И что тому костер остылый,

Кому разлука – ремесло!

Одной волною накатило,

Другой волною унесло.

Ужели в раболепном гневе

За милым поползу ползком —

Я, выношенная во чреве

Не материнском, а морском!

Кусай себе, дружочек родный,

Как яблоко – весь шар земной!

Беседуя с пучиной водной,

Ты всё ж беседуешь со мной.

Подобно земнородной деве,

Не скрестит две руки крестом —

Дщерь, выношенная во чреве

Не материнском, а морском!

Нет, наши девушки не плачут,

Не пишут и не ждут вестей!

Нет, снова я пущусь рыбачить

Без невода и без сетей!

Какая власть в моем напеве, —

Одна не ведаю о том, —

Я, выношенная во чреве

Не материнском, а морском.

Такое уж мое именье:

Весь век дарю – не издарю!

Зато прибрежные каменья

Дробя, – свою же грудь дроблю!

Подобно пленной королеве,

Что молвлю на суду простом —

Я, выношенная во чреве

Не материнском, а морском.

13 июня 1920


<9>"Вчера еще в глаза глядел…"

Вчера еще в глаза глядел,

А нынче – всё косится в сторону!

Вчера еще до птиц сидел, —

Все жаворонки нынче – вороны!

Я глупая, а ты умен,

Живой, а я остолбенелая.

О вопль женщин всех времен:

«Мой милый, чтó тебе я сделала?!»

И слезы ей – вода, и кровь —

Вода, – в крови, в слезах умылася!

Не мать, а мачеха – Любовь:

Не ждите ни суда, ни милости.

Увозят милых корабли,

Уводит их дорога белая…

И стон стоит вдоль всей земли:

«Мой милый, чтó тебе я сделала?»

Вчера еще – в ногах лежал!

Равнял с Китайскою державою!

Враз обе рученьки разжал, —

Жизнь выпала – копейкой ржавою!

Детоубийцей на суду

Стою – немилая, несмелая.

Я и в аду тебе скажу:

«Мой милый, чтó тебе я сделала?»

Спрошу я стул, спрошу кровать:

«За что, за что терплю и бедствую?»

«Отцеловал – колесовать:

Другую целовать», – ответствуют.

Жить приучил в само́м огне,

Сам бросил – в степь заледенелую!

Вот что ты, милый, сделал мне!

Мой милый, чтó тебе – я сделала?

Всё ведаю – не прекословь!

Вновь зрячая – уж не любовница!

Где отступается Любовь,

Там подступает Смерть-садовница.

Само – что́ дерево трясти! —

В срок яблоко спадает спелое… —

За всё, за всё меня прости,

Мой милый, – что тебе я сделала!

14 июня 1920

«Другие – с очами и с личиком светлым…»

Другие – с очами и с личиком светлым,

А я-то ночами беседую с ветром.

Не с тем – италийским

Зефиром младым, —

С хорошим, с широким,

Российским, сквозным!

Другие всей плотью по плоти плутают,

Из уст пересохших – дыханье глотают…

А я – руки настежь! – застыла – столбняк!
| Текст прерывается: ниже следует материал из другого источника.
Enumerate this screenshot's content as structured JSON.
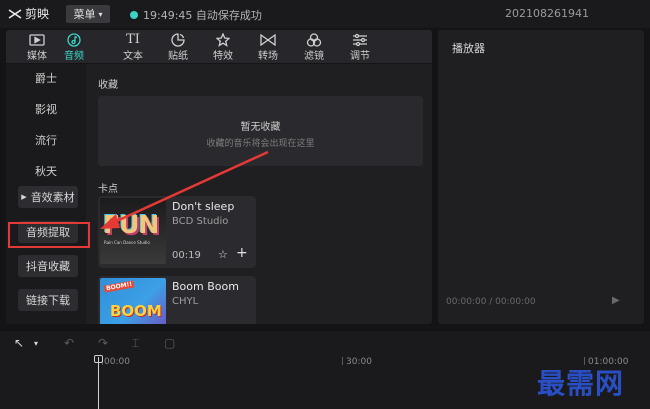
{
  "app": {
    "name": "剪映",
    "menu_label": "菜单",
    "save_status": "19:49:45 自动保存成功",
    "project_id": "202108261941"
  },
  "toolbar": {
    "items": [
      {
        "label": "媒体",
        "icon": "media-icon"
      },
      {
        "label": "音频",
        "icon": "audio-icon",
        "active": true
      },
      {
        "label": "文本",
        "icon": "text-icon",
        "glyph": "TI"
      },
      {
        "label": "贴纸",
        "icon": "sticker-icon"
      },
      {
        "label": "特效",
        "icon": "effects-icon"
      },
      {
        "label": "转场",
        "icon": "transition-icon"
      },
      {
        "label": "滤镜",
        "icon": "filter-icon"
      },
      {
        "label": "调节",
        "icon": "adjust-icon"
      }
    ]
  },
  "sidebar": {
    "categories": [
      "爵士",
      "影视",
      "流行",
      "秋天"
    ],
    "buttons": [
      "音效素材",
      "音频提取",
      "抖音收藏",
      "链接下载"
    ]
  },
  "content": {
    "favorites_title": "收藏",
    "empty_title": "暂无收藏",
    "empty_subtitle": "收藏的音乐将会出现在这里",
    "beats_title": "卡点",
    "tracks": [
      {
        "title": "Don't sleep",
        "artist": "BCD Studio",
        "duration": "00:19",
        "cover_text": "FUN",
        "cover_subtext": "Rain Can Dance Studio"
      },
      {
        "title": "Boom Boom",
        "artist": "CHYL",
        "cover_text": "BOOM",
        "cover_subtext": "BOOM!!"
      }
    ]
  },
  "player": {
    "title": "播放器",
    "time": "00:00:00 / 00:00:00"
  },
  "timeline": {
    "ticks": [
      "00:00",
      "30:00",
      "01:00:00"
    ]
  },
  "watermark": "最需网",
  "colors": {
    "accent": "#3bd3c6",
    "annotation": "#e53935",
    "watermark": "#2a4fc4"
  }
}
Чтоб выдул мне душу – российский сквозняк!

Другие – о, нежные, цепкие путы!

Нет, с нами Эол обращается круто. —

Небось не растаешь! Одна – мол – семья! —

Как будто и вправду – не женщина я!

2 августа 1920

«Проста моя осанка…»

Проста моя осанка,

Нищ мой домашний кров.

Ведь я островитянка

С далеких островов!

Живу – никто не нужен!

Взошел – ночей не сплю.

Согреть чужому ужин —

Жилье свое спалю.

Взглянул – так и знакомый.

Взошел – так и живи.

Просты наши законы:

Написаны в крови.

Луну заманим с неба

В ладонь – коли мила!

Ну а ушел – как не был,

И я – как не была.

Гляжу на след ножовый:

Успеет ли зажить

До первого чужого,

Который скажет: пить.

Август 1920

«Есть в стане моем – офицерская прямость…»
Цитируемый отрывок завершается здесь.